Member of the Ghana Parliament for Afram Plains South Constituency
- In office 7 January 2017 – 6 January 2021
- Preceded by: Joseph Appiah Boateng
- Succeeded by: Joseph Appiah Boateng

Personal details
- Born: 11 September 1963 (age 62) Kwanim, Ghana
- Party: National Democratic Congress
- Alma mater: Voronezh State University, Middlesex University
- Occupation: Politician
- Profession: Chief executive officer
- Committees: Agriculture Committee

= Eric Osei-Owusu =

Ghanaian politician

Eric Osei-Owusu is a Ghanaian politician and member of the Seventh Parliament of the Fourth Republic of Ghana representing the Afram Plains South Constituency in the Eastern Region on the ticket of the National Democratic Congress.

== Early life and education ==
Osei-Owusu was born on 11 September 1963 and hails from Kwanim in the Eastern Region of Ghana. He had his diploma from Voronezh State University in Russia. He further had his bachelor's degree in business from Middlesex University in Britain in 1999.

== Career ==
Osei-Owusu was the chief executive officer of the National Food Buffer Stock Company (NAFCO) at the Ministry of Food and Agriculture in Accra.

== Politics ==
Osei-Owusu is a member of the National Democratic Party. He was the member of parliament for Afram Plains South Constituency from 2017 to 2021. During the National Democratic Congress primaries in August 2019, Osei-Owusu lost his reelection bid to Joseph Appiah Boateng to represent the Afram Plains South Constituency in parliament.

=== 2016 election ===
In the 2016 Ghanaian general election, he won the Afram Plains South Constituency parliamentary seat with 11,479 votes making 54.1% of the total votes cast whilst the NPP parliamentary candidate Hor William had 9,376 votes making 44.2% of the total votes cast and the CPP parliamentary candidate Jordan Yumbow Michael had 360 votes making 1.7% of the total votes cast.

=== Committee ===
Osei-Owusu was a member of the Agriculture Committee of Parliament.

== Personal life ==
Osei-Owusu is a Christian.

== Philanthropy ==
In June 2017, Osei-Owusu deployed 100 teachers to support education in the Afram Plains South constituency.

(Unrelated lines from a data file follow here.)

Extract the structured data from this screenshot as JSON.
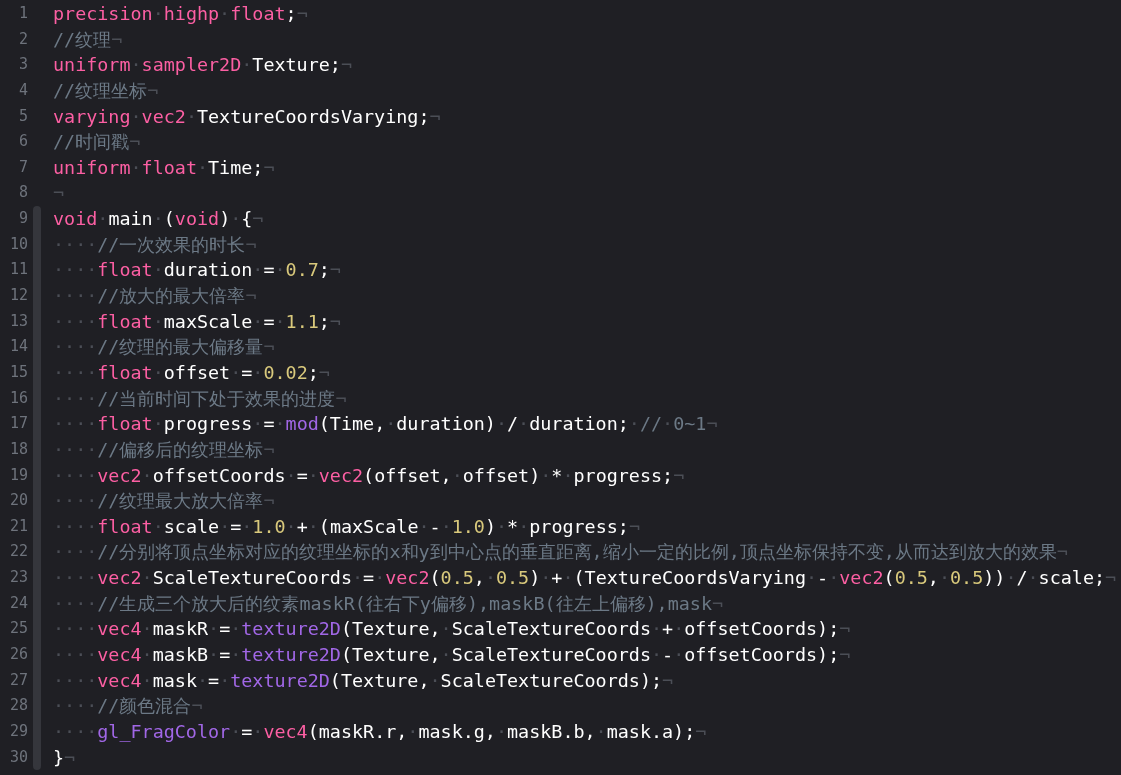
{
  "editor": {
    "lines": [
      {
        "number": "1",
        "tokens": [
          {
            "kind": "kw",
            "text": "precision"
          },
          {
            "kind": "ws",
            "text": "·"
          },
          {
            "kind": "kw",
            "text": "highp"
          },
          {
            "kind": "ws",
            "text": "·"
          },
          {
            "kind": "kw",
            "text": "float"
          },
          {
            "kind": "id",
            "text": ";"
          },
          {
            "kind": "ws",
            "text": "¬"
          }
        ]
      },
      {
        "number": "2",
        "tokens": [
          {
            "kind": "cm",
            "text": "//纹理"
          },
          {
            "kind": "ws",
            "text": "¬"
          }
        ]
      },
      {
        "number": "3",
        "tokens": [
          {
            "kind": "kw",
            "text": "uniform"
          },
          {
            "kind": "ws",
            "text": "·"
          },
          {
            "kind": "kw",
            "text": "sampler2D"
          },
          {
            "kind": "ws",
            "text": "·"
          },
          {
            "kind": "id",
            "text": "Texture;"
          },
          {
            "kind": "ws",
            "text": "¬"
          }
        ]
      },
      {
        "number": "4",
        "tokens": [
          {
            "kind": "cm",
            "text": "//纹理坐标"
          },
          {
            "kind": "ws",
            "text": "¬"
          }
        ]
      },
      {
        "number": "5",
        "tokens": [
          {
            "kind": "kw",
            "text": "varying"
          },
          {
            "kind": "ws",
            "text": "·"
          },
          {
            "kind": "kw",
            "text": "vec2"
          },
          {
            "kind": "ws",
            "text": "·"
          },
          {
            "kind": "id",
            "text": "TextureCoordsVarying;"
          },
          {
            "kind": "ws",
            "text": "¬"
          }
        ]
      },
      {
        "number": "6",
        "tokens": [
          {
            "kind": "cm",
            "text": "//时间戳"
          },
          {
            "kind": "ws",
            "text": "¬"
          }
        ]
      },
      {
        "number": "7",
        "tokens": [
          {
            "kind": "kw",
            "text": "uniform"
          },
          {
            "kind": "ws",
            "text": "·"
          },
          {
            "kind": "kw",
            "text": "float"
          },
          {
            "kind": "ws",
            "text": "·"
          },
          {
            "kind": "id",
            "text": "Time;"
          },
          {
            "kind": "ws",
            "text": "¬"
          }
        ]
      },
      {
        "number": "8",
        "tokens": [
          {
            "kind": "ws",
            "text": "¬"
          }
        ]
      }
    ],
    "block": {
      "lines": [
        {
          "number": "9",
          "tokens": [
            {
              "kind": "kw",
              "text": "void"
            },
            {
              "kind": "ws",
              "text": "·"
            },
            {
              "kind": "id",
              "text": "main"
            },
            {
              "kind": "ws",
              "text": "·"
            },
            {
              "kind": "id",
              "text": "("
            },
            {
              "kind": "kw",
              "text": "void"
            },
            {
              "kind": "id",
              "text": ")"
            },
            {
              "kind": "ws",
              "text": "·"
            },
            {
              "kind": "id",
              "text": "{"
            },
            {
              "kind": "ws",
              "text": "¬"
            }
          ]
        },
        {
          "number": "10",
          "tokens": [
            {
              "kind": "ws",
              "text": "····"
            },
            {
              "kind": "cm",
              "text": "//一次效果的时长"
            },
            {
              "kind": "ws",
              "text": "¬"
            }
          ]
        },
        {
          "number": "11",
          "tokens": [
            {
              "kind": "ws",
              "text": "····"
            },
            {
              "kind": "kw",
              "text": "float"
            },
            {
              "kind": "ws",
              "text": "·"
            },
            {
              "kind": "id",
              "text": "duration"
            },
            {
              "kind": "ws",
              "text": "·"
            },
            {
              "kind": "id",
              "text": "="
            },
            {
              "kind": "ws",
              "text": "·"
            },
            {
              "kind": "num",
              "text": "0.7"
            },
            {
              "kind": "id",
              "text": ";"
            },
            {
              "kind": "ws",
              "text": "¬"
            }
          ]
        },
        {
          "number": "12",
          "tokens": [
            {
              "kind": "ws",
              "text": "····"
            },
            {
              "kind": "cm",
              "text": "//放大的最大倍率"
            },
            {
              "kind": "ws",
              "text": "¬"
            }
          ]
        },
        {
          "number": "13",
          "tokens": [
            {
              "kind": "ws",
              "text": "····"
            },
            {
              "kind": "kw",
              "text": "float"
            },
            {
              "kind": "ws",
              "text": "·"
            },
            {
              "kind": "id",
              "text": "maxScale"
            },
            {
              "kind": "ws",
              "text": "·"
            },
            {
              "kind": "id",
              "text": "="
            },
            {
              "kind": "ws",
              "text": "·"
            },
            {
              "kind": "num",
              "text": "1.1"
            },
            {
              "kind": "id",
              "text": ";"
            },
            {
              "kind": "ws",
              "text": "¬"
            }
          ]
        },
        {
          "number": "14",
          "tokens": [
            {
              "kind": "ws",
              "text": "····"
            },
            {
              "kind": "cm",
              "text": "//纹理的最大偏移量"
            },
            {
              "kind": "ws",
              "text": "¬"
            }
          ]
        },
        {
          "number": "15",
          "tokens": [
            {
              "kind": "ws",
              "text": "····"
            },
            {
              "kind": "kw",
              "text": "float"
            },
            {
              "kind": "ws",
              "text": "·"
            },
            {
              "kind": "id",
              "text": "offset"
            },
            {
              "kind": "ws",
              "text": "·"
            },
            {
              "kind": "id",
              "text": "="
            },
            {
              "kind": "ws",
              "text": "·"
            },
            {
              "kind": "num",
              "text": "0.02"
            },
            {
              "kind": "id",
              "text": ";"
            },
            {
              "kind": "ws",
              "text": "¬"
            }
          ]
        },
        {
          "number": "16",
          "tokens": [
            {
              "kind": "ws",
              "text": "····"
            },
            {
              "kind": "cm",
              "text": "//当前时间下处于效果的进度"
            },
            {
              "kind": "ws",
              "text": "¬"
            }
          ]
        },
        {
          "number": "17",
          "tokens": [
            {
              "kind": "ws",
              "text": "····"
            },
            {
              "kind": "kw",
              "text": "float"
            },
            {
              "kind": "ws",
              "text": "·"
            },
            {
              "kind": "id",
              "text": "progress"
            },
            {
              "kind": "ws",
              "text": "·"
            },
            {
              "kind": "id",
              "text": "="
            },
            {
              "kind": "ws",
              "text": "·"
            },
            {
              "kind": "fn",
              "text": "mod"
            },
            {
              "kind": "id",
              "text": "(Time,"
            },
            {
              "kind": "ws",
              "text": "·"
            },
            {
              "kind": "id",
              "text": "duration)"
            },
            {
              "kind": "ws",
              "text": "·"
            },
            {
              "kind": "id",
              "text": "/"
            },
            {
              "kind": "ws",
              "text": "·"
            },
            {
              "kind": "id",
              "text": "duration;"
            },
            {
              "kind": "ws",
              "text": "·"
            },
            {
              "kind": "cm",
              "text": "//"
            },
            {
              "kind": "ws",
              "text": "·"
            },
            {
              "kind": "cm",
              "text": "0~1"
            },
            {
              "kind": "ws",
              "text": "¬"
            }
          ]
        },
        {
          "number": "18",
          "tokens": [
            {
              "kind": "ws",
              "text": "····"
            },
            {
              "kind": "cm",
              "text": "//偏移后的纹理坐标"
            },
            {
              "kind": "ws",
              "text": "¬"
            }
          ]
        },
        {
          "number": "19",
          "tokens": [
            {
              "kind": "ws",
              "text": "····"
            },
            {
              "kind": "kw",
              "text": "vec2"
            },
            {
              "kind": "ws",
              "text": "·"
            },
            {
              "kind": "id",
              "text": "offsetCoords"
            },
            {
              "kind": "ws",
              "text": "·"
            },
            {
              "kind": "id",
              "text": "="
            },
            {
              "kind": "ws",
              "text": "·"
            },
            {
              "kind": "kw",
              "text": "vec2"
            },
            {
              "kind": "id",
              "text": "(offset,"
            },
            {
              "kind": "ws",
              "text": "·"
            },
            {
              "kind": "id",
              "text": "offset)"
            },
            {
              "kind": "ws",
              "text": "·"
            },
            {
              "kind": "id",
              "text": "*"
            },
            {
              "kind": "ws",
              "text": "·"
            },
            {
              "kind": "id",
              "text": "progress;"
            },
            {
              "kind": "ws",
              "text": "¬"
            }
          ]
        },
        {
          "number": "20",
          "tokens": [
            {
              "kind": "ws",
              "text": "····"
            },
            {
              "kind": "cm",
              "text": "//纹理最大放大倍率"
            },
            {
              "kind": "ws",
              "text": "¬"
            }
          ]
        },
        {
          "number": "21",
          "tokens": [
            {
              "kind": "ws",
              "text": "····"
            },
            {
              "kind": "kw",
              "text": "float"
            },
            {
              "kind": "ws",
              "text": "·"
            },
            {
              "kind": "id",
              "text": "scale"
            },
            {
              "kind": "ws",
              "text": "·"
            },
            {
              "kind": "id",
              "text": "="
            },
            {
              "kind": "ws",
              "text": "·"
            },
            {
              "kind": "num",
              "text": "1.0"
            },
            {
              "kind": "ws",
              "text": "·"
            },
            {
              "kind": "id",
              "text": "+"
            },
            {
              "kind": "ws",
              "text": "·"
            },
            {
              "kind": "id",
              "text": "(maxScale"
            },
            {
              "kind": "ws",
              "text": "·"
            },
            {
              "kind": "id",
              "text": "-"
            },
            {
              "kind": "ws",
              "text": "·"
            },
            {
              "kind": "num",
              "text": "1.0"
            },
            {
              "kind": "id",
              "text": ")"
            },
            {
              "kind": "ws",
              "text": "·"
            },
            {
              "kind": "id",
              "text": "*"
            },
            {
              "kind": "ws",
              "text": "·"
            },
            {
              "kind": "id",
              "text": "progress;"
            },
            {
              "kind": "ws",
              "text": "¬"
            }
          ]
        },
        {
          "number": "22",
          "tokens": [
            {
              "kind": "ws",
              "text": "····"
            },
            {
              "kind": "cm",
              "text": "//分别将顶点坐标对应的纹理坐标的x和y到中心点的垂直距离,缩小一定的比例,顶点坐标保持不变,从而达到放大的效果"
            },
            {
              "kind": "ws",
              "text": "¬"
            }
          ]
        },
        {
          "number": "23",
          "tokens": [
            {
              "kind": "ws",
              "text": "····"
            },
            {
              "kind": "kw",
              "text": "vec2"
            },
            {
              "kind": "ws",
              "text": "·"
            },
            {
              "kind": "id",
              "text": "ScaleTextureCoords"
            },
            {
              "kind": "ws",
              "text": "·"
            },
            {
              "kind": "id",
              "text": "="
            },
            {
              "kind": "ws",
              "text": "·"
            },
            {
              "kind": "kw",
              "text": "vec2"
            },
            {
              "kind": "id",
              "text": "("
            },
            {
              "kind": "num",
              "text": "0.5"
            },
            {
              "kind": "id",
              "text": ","
            },
            {
              "kind": "ws",
              "text": "·"
            },
            {
              "kind": "num",
              "text": "0.5"
            },
            {
              "kind": "id",
              "text": ")"
            },
            {
              "kind": "ws",
              "text": "·"
            },
            {
              "kind": "id",
              "text": "+"
            },
            {
              "kind": "ws",
              "text": "·"
            },
            {
              "kind": "id",
              "text": "(TextureCoordsVarying"
            },
            {
              "kind": "ws",
              "text": "·"
            },
            {
              "kind": "id",
              "text": "-"
            },
            {
              "kind": "ws",
              "text": "·"
            },
            {
              "kind": "kw",
              "text": "vec2"
            },
            {
              "kind": "id",
              "text": "("
            },
            {
              "kind": "num",
              "text": "0.5"
            },
            {
              "kind": "id",
              "text": ","
            },
            {
              "kind": "ws",
              "text": "·"
            },
            {
              "kind": "num",
              "text": "0.5"
            },
            {
              "kind": "id",
              "text": "))"
            },
            {
              "kind": "ws",
              "text": "·"
            },
            {
              "kind": "id",
              "text": "/"
            },
            {
              "kind": "ws",
              "text": "·"
            },
            {
              "kind": "id",
              "text": "scale;"
            },
            {
              "kind": "ws",
              "text": "¬"
            }
          ]
        },
        {
          "number": "24",
          "tokens": [
            {
              "kind": "ws",
              "text": "····"
            },
            {
              "kind": "cm",
              "text": "//生成三个放大后的纹素maskR(往右下y偏移),maskB(往左上偏移),mask"
            },
            {
              "kind": "ws",
              "text": "¬"
            }
          ]
        },
        {
          "number": "25",
          "tokens": [
            {
              "kind": "ws",
              "text": "····"
            },
            {
              "kind": "kw",
              "text": "vec4"
            },
            {
              "kind": "ws",
              "text": "·"
            },
            {
              "kind": "id",
              "text": "maskR"
            },
            {
              "kind": "ws",
              "text": "·"
            },
            {
              "kind": "id",
              "text": "="
            },
            {
              "kind": "ws",
              "text": "·"
            },
            {
              "kind": "fn",
              "text": "texture2D"
            },
            {
              "kind": "id",
              "text": "(Texture,"
            },
            {
              "kind": "ws",
              "text": "·"
            },
            {
              "kind": "id",
              "text": "ScaleTextureCoords"
            },
            {
              "kind": "ws",
              "text": "·"
            },
            {
              "kind": "id",
              "text": "+"
            },
            {
              "kind": "ws",
              "text": "·"
            },
            {
              "kind": "id",
              "text": "offsetCoords);"
            },
            {
              "kind": "ws",
              "text": "¬"
            }
          ]
        },
        {
          "number": "26",
          "tokens": [
            {
              "kind": "ws",
              "text": "····"
            },
            {
              "kind": "kw",
              "text": "vec4"
            },
            {
              "kind": "ws",
              "text": "·"
            },
            {
              "kind": "id",
              "text": "maskB"
            },
            {
              "kind": "ws",
              "text": "·"
            },
            {
              "kind": "id",
              "text": "="
            },
            {
              "kind": "ws",
              "text": "·"
            },
            {
              "kind": "fn",
              "text": "texture2D"
            },
            {
              "kind": "id",
              "text": "(Texture,"
            },
            {
              "kind": "ws",
              "text": "·"
            },
            {
              "kind": "id",
              "text": "ScaleTextureCoords"
            },
            {
              "kind": "ws",
              "text": "·"
            },
            {
              "kind": "id",
              "text": "-"
            },
            {
              "kind": "ws",
              "text": "·"
            },
            {
              "kind": "id",
              "text": "offsetCoords);"
            },
            {
              "kind": "ws",
              "text": "¬"
            }
          ]
        },
        {
          "number": "27",
          "tokens": [
            {
              "kind": "ws",
              "text": "····"
            },
            {
              "kind": "kw",
              "text": "vec4"
            },
            {
              "kind": "ws",
              "text": "·"
            },
            {
              "kind": "id",
              "text": "mask"
            },
            {
              "kind": "ws",
              "text": "·"
            },
            {
              "kind": "id",
              "text": "="
            },
            {
              "kind": "ws",
              "text": "·"
            },
            {
              "kind": "fn",
              "text": "texture2D"
            },
            {
              "kind": "id",
              "text": "(Texture,"
            },
            {
              "kind": "ws",
              "text": "·"
            },
            {
              "kind": "id",
              "text": "ScaleTextureCoords);"
            },
            {
              "kind": "ws",
              "text": "¬"
            }
          ]
        },
        {
          "number": "28",
          "tokens": [
            {
              "kind": "ws",
              "text": "····"
            },
            {
              "kind": "cm",
              "text": "//颜色混合"
            },
            {
              "kind": "ws",
              "text": "¬"
            }
          ]
        },
        {
          "number": "29",
          "tokens": [
            {
              "kind": "ws",
              "text": "····"
            },
            {
              "kind": "fn",
              "text": "gl_FragColor"
            },
            {
              "kind": "ws",
              "text": "·"
            },
            {
              "kind": "id",
              "text": "="
            },
            {
              "kind": "ws",
              "text": "·"
            },
            {
              "kind": "kw",
              "text": "vec4"
            },
            {
              "kind": "id",
              "text": "(maskR.r,"
            },
            {
              "kind": "ws",
              "text": "·"
            },
            {
              "kind": "id",
              "text": "mask.g,"
            },
            {
              "kind": "ws",
              "text": "·"
            },
            {
              "kind": "id",
              "text": "maskB.b,"
            },
            {
              "kind": "ws",
              "text": "·"
            },
            {
              "kind": "id",
              "text": "mask.a);"
            },
            {
              "kind": "ws",
              "text": "¬"
            }
          ]
        },
        {
          "number": "30",
          "tokens": [
            {
              "kind": "id",
              "text": "}"
            },
            {
              "kind": "ws",
              "text": "¬"
            }
          ]
        }
      ]
    }
  }
}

On 30 March 2020, he donated PPEs such as Veronica buckets, hand sanitizers, hand soaps and digital thermometers to the Kwahu Afram Plains Health Directorate in the fight against COVID-19 pandemic.

In October 2020, he donated logistics such as posters and exercise books to Kade Constituency, Abetifi Constituency, Mpraeso Constituency and Nkawkaw Constituency in the Eastern Region.